How does the IS track which transactions have been logged? The IS service maintains a checkpoint file named edb.chk. Whenever a transaction is committed, the checkpoint file is updated to point to that transaction. The service uses the checkpoint file at startup time; if this file is present, transactions are played back from the checkpoint to the end of the last available log file. The checkpoint file tells the store which transaction log files contain uncommitted transactions, and would be needed in case of a crash. If the checkpoint file is missing or damaged, Exchange can scan each log file and check whether its transactions have been committed, but this is much slower than using the checkpoint files.

The reserve logs

Since transaction processing depends on log files, it's a fair question to wonder what would happen if there wasn't enough space to start a log file. As a last-ditch defense against running out of space, the IS service maintains two reserve log files named res1.log and res2.log. When edb.log fills up and is renamed, if there's not enough space to create a new file, the store service will use the reserve file instead. If this happens, ESE will send a remote procedure call to the service. When the service gets this special emergency message, it will flush any uncommitted transactions from memory into the reserve log files, and then shut down cleanly. The service will also log an event in the system event log; if your IS service won't start, check the event log to make sure you have adequate free space.

Circular logging

The normal process of creating logs is appropriate for most servers, because you want a complete record of all transactions that have occurred. However, in some circumstances you might want to keep a reduced set of log data. For example, SMTP bridgehead servers have to have a mounted mailbox database in order to generate NDRs, but there's no reason to accumulate tons of log files for that database since it won't contain any useful data. You might also want to reduce the number of log files generated by activities that would ordinarily generate large numbers of log files, like moving mailboxes from one server to another.
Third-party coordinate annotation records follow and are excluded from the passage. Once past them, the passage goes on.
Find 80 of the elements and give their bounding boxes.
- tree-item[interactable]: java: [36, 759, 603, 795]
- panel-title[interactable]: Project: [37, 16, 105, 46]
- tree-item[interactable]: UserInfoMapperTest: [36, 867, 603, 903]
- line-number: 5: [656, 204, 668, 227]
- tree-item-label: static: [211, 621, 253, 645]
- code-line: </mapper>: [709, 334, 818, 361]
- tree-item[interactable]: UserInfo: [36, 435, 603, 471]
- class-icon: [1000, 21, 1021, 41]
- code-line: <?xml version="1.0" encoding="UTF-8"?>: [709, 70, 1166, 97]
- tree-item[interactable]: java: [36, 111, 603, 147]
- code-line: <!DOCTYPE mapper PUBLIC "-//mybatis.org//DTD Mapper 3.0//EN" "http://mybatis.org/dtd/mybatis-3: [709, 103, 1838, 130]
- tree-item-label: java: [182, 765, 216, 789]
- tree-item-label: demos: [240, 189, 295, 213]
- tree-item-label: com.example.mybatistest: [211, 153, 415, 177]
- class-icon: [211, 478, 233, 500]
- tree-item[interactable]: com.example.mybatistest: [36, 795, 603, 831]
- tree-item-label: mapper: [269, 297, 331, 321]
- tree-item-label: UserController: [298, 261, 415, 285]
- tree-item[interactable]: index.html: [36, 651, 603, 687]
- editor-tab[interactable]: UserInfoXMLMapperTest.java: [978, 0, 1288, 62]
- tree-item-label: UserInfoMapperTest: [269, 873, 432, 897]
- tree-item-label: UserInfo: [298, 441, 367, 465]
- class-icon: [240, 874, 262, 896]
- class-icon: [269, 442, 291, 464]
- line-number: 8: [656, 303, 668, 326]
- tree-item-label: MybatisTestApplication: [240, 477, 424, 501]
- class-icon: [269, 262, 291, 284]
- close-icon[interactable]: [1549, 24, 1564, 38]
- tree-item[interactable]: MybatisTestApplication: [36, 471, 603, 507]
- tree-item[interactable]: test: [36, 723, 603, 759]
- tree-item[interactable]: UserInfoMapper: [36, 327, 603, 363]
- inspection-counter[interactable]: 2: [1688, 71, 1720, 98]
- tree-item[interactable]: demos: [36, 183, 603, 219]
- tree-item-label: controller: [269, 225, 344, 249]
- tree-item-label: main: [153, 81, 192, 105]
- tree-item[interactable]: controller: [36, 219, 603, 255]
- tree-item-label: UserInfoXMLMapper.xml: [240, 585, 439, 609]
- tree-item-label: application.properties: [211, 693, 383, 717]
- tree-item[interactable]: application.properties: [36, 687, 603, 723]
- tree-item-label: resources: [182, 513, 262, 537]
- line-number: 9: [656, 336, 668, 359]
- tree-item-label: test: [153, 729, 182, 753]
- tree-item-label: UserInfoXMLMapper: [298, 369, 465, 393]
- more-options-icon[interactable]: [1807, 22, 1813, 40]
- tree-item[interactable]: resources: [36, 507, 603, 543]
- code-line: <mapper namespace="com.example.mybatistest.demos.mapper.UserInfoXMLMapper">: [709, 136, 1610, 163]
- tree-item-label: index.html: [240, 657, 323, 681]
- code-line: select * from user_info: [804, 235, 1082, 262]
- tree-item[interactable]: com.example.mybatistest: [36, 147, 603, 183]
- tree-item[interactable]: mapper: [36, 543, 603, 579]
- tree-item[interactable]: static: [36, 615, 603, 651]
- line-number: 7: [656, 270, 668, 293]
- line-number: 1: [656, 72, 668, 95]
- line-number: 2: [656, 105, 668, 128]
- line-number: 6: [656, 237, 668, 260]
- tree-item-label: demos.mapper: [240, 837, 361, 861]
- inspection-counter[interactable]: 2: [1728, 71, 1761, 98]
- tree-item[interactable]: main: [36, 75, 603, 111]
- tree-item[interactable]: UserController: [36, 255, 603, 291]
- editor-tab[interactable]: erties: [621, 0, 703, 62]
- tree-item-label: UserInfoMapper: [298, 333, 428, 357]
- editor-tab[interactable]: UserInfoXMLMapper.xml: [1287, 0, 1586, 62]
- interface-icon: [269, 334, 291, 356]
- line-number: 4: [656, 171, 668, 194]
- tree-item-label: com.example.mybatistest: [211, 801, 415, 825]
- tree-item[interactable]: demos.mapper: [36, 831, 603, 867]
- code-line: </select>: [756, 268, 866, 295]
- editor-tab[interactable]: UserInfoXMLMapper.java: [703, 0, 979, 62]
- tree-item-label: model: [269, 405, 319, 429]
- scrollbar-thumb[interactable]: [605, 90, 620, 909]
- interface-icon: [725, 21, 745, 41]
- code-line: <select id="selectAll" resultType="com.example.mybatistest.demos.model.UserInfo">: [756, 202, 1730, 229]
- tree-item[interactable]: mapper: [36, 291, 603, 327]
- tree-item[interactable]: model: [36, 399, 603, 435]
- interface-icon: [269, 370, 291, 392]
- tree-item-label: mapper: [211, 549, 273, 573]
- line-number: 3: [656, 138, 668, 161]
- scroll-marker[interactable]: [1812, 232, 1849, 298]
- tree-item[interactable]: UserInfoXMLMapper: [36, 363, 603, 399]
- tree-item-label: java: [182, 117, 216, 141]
Exchange has long supported an additional logging mode called circular logging in which only a limited number of log files are kept. After a log's transactions have been committed to the information store, the log file is overwritten. This reduces the disk space required for logging, but when circular logging is enabled you can only recover the most recent full backupyou can't play back the same range of transactions as you could without circular logging. Microsoft recommends that you leave circular logging disabled on regular servers, enabling it only when you specifically want to reduce the number of log files kept on a server.